Lake Placid - Hurley Brothers Coal ( coal ) received 4 cars

Lamb Lumber ( lumber ) received 11 cars
 #1095063  by umtrr-author
 
Interesting information! Thanks for sharing.

Other than International Paper, which averages out to one car a day, not exactly high volume customers, and a long way from Utica. I guess it's relatively easy to see why the division didn't last.

Now I want to check Kudish's books (I have all of them) to see where that car of cement blocks might have been spotted at Beaver River.
 #1095544  by Sir Ray
 
kinlock wrote:So when the railroad closed, so did these businesses? Nope: just added more trucks on roads unfit to handle them
Well, excluding the big client International Paper, and those clients recieving coal shipments (I would presume they switched to Gas or Oil by the 1970s, coal was rapidly falling out of favor for heating by then), we have 341 carloads over a year.
Even assuming 4 trucks/carload, that's about 3.7 TRUCKS per day - nobody probably even noticed that.

Looks like about 174 carloads of coal - the change-over from coal to oil/gas heating really did take a big whack out of rail freight in the North East - those business accounted for an average of 2 additional trucks per day.

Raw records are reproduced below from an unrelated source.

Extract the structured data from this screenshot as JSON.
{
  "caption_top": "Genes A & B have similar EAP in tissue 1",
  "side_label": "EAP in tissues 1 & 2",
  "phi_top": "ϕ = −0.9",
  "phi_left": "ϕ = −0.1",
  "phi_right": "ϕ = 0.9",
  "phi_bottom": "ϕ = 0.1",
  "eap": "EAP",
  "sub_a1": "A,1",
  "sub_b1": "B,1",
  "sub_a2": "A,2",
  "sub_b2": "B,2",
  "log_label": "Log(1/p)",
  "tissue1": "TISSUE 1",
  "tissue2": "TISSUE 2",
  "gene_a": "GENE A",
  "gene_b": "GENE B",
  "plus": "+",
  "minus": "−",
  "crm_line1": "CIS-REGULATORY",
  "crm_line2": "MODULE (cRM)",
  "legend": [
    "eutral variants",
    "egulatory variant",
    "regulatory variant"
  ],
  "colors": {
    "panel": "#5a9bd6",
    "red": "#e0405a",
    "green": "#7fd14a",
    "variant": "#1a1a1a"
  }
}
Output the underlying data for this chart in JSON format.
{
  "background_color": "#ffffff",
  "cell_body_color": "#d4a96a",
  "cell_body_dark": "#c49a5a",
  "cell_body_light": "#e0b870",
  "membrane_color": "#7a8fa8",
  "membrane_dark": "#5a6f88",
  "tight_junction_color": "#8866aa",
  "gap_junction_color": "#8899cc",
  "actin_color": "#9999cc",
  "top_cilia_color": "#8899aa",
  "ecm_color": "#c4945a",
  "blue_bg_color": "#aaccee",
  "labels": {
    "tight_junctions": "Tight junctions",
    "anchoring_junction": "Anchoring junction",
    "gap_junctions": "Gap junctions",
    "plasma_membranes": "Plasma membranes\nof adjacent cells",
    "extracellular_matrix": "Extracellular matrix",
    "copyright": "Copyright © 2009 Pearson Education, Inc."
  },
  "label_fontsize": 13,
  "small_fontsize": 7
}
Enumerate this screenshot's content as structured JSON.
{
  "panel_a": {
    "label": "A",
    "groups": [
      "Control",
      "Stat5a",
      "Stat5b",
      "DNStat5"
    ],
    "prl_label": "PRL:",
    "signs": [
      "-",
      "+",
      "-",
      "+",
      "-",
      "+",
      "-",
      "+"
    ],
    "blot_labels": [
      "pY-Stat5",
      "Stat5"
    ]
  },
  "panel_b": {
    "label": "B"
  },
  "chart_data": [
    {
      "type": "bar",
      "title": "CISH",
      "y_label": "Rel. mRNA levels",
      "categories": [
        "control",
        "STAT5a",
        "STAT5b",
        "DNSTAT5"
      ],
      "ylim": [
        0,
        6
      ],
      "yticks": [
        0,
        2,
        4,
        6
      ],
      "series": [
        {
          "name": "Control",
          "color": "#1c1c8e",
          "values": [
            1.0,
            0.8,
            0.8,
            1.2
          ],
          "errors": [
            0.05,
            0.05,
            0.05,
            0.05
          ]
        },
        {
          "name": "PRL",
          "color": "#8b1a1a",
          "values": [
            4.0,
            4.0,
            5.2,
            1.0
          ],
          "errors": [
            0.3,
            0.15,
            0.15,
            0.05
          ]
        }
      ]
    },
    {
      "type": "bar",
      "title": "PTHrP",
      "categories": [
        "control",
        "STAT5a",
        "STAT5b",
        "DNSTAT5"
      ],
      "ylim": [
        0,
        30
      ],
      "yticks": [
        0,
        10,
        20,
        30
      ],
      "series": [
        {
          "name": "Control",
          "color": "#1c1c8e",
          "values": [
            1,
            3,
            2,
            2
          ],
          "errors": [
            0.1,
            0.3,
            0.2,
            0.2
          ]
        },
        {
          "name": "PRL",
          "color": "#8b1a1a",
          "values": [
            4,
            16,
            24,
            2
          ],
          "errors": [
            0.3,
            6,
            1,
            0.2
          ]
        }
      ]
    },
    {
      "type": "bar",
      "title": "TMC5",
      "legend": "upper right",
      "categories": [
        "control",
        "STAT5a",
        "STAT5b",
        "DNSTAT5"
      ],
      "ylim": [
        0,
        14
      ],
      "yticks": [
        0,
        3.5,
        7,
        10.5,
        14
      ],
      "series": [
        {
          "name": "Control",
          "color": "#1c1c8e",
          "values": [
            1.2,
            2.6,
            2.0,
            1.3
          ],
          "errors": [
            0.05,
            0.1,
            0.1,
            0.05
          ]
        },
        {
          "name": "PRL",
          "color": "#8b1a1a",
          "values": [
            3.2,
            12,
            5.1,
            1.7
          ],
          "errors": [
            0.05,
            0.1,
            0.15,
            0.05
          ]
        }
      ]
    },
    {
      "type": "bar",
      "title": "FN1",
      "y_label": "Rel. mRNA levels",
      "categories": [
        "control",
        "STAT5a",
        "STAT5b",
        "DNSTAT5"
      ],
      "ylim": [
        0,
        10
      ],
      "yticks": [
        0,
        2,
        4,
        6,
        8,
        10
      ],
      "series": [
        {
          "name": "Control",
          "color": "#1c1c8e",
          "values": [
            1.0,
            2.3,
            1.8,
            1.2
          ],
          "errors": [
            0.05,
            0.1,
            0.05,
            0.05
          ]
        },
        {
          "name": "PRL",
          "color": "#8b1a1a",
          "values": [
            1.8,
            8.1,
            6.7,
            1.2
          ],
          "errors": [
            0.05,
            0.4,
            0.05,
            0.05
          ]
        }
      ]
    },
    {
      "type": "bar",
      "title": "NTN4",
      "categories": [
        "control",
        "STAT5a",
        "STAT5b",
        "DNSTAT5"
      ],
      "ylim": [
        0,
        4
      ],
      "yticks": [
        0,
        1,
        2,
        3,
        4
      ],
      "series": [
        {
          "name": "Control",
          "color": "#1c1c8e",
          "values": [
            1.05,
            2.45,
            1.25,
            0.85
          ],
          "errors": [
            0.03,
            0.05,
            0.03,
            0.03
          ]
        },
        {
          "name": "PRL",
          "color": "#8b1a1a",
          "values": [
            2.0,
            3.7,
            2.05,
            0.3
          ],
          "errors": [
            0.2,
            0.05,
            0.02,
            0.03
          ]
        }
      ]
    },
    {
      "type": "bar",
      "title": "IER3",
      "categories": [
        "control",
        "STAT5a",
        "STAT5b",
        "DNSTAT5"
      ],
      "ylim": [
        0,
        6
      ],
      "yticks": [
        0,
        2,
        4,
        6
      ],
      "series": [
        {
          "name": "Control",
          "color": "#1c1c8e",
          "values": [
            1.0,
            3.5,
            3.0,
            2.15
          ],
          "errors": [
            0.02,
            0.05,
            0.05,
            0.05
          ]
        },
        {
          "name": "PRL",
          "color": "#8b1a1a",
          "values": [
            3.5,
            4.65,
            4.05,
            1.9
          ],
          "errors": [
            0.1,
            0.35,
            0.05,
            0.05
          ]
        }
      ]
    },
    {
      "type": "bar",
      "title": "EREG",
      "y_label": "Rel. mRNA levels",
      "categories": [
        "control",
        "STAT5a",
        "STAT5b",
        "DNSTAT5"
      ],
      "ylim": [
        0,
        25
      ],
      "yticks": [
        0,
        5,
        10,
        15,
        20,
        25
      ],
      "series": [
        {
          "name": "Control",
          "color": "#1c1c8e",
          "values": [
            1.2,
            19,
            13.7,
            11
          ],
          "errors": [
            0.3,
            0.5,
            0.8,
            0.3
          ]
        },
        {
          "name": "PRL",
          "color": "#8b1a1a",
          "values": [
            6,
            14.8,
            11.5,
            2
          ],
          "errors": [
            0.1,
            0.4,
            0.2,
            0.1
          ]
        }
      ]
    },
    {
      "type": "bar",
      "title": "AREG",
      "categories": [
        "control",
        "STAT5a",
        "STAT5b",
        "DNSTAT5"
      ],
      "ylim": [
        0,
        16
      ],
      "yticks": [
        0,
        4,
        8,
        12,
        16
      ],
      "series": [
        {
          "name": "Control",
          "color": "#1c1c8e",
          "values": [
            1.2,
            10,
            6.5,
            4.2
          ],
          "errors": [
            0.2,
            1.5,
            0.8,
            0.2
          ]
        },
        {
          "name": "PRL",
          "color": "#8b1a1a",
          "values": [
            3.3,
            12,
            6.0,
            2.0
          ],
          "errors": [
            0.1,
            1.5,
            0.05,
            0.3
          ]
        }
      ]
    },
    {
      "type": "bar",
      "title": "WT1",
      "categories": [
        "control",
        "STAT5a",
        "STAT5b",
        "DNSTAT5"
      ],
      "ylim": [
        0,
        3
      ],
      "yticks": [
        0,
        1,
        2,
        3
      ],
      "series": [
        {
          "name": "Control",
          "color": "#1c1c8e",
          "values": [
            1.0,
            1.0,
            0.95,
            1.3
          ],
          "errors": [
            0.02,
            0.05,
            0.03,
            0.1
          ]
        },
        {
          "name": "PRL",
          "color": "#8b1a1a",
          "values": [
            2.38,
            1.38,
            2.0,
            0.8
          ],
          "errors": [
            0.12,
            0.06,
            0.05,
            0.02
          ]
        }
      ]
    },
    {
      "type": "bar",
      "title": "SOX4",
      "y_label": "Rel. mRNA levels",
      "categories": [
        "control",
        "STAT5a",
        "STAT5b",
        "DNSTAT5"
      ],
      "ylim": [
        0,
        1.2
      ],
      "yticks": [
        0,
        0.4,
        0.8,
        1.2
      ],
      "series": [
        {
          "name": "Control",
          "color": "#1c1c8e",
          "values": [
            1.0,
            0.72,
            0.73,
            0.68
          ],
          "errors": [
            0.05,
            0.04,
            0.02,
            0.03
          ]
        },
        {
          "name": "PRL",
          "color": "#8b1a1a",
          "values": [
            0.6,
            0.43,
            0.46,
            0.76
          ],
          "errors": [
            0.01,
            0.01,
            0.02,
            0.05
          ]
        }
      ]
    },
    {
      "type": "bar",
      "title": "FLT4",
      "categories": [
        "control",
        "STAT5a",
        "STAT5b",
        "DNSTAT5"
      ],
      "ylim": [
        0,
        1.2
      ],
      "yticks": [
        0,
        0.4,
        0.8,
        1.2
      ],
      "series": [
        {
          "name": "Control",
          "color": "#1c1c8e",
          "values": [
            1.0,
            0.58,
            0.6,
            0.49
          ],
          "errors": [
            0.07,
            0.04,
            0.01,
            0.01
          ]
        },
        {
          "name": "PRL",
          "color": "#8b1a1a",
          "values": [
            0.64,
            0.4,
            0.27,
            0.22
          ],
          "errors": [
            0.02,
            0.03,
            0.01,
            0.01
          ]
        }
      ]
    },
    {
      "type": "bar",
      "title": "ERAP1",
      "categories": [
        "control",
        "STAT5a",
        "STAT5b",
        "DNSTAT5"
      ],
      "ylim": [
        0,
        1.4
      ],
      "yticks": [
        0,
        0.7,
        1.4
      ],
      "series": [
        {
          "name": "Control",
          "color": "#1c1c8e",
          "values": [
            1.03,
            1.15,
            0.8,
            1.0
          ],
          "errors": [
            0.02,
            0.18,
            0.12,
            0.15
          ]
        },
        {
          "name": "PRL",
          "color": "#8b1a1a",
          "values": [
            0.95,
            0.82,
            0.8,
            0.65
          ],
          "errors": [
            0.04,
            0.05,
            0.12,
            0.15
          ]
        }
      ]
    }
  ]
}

And IP was the winner - 452 car loads, which does work out to be about 5 additional truck-loads per day - now that could be noticible, since it was all going to the same business I guess.
 #1095668  by umtrr-author
 
And that's all assuming that the businesses stated were still in operation at the time that the Adirondack Division was taken out of service. I don't know when International Paper closed down (I'm planning to see if that's in Kudish's books) but that would have been a good reason to quit the line.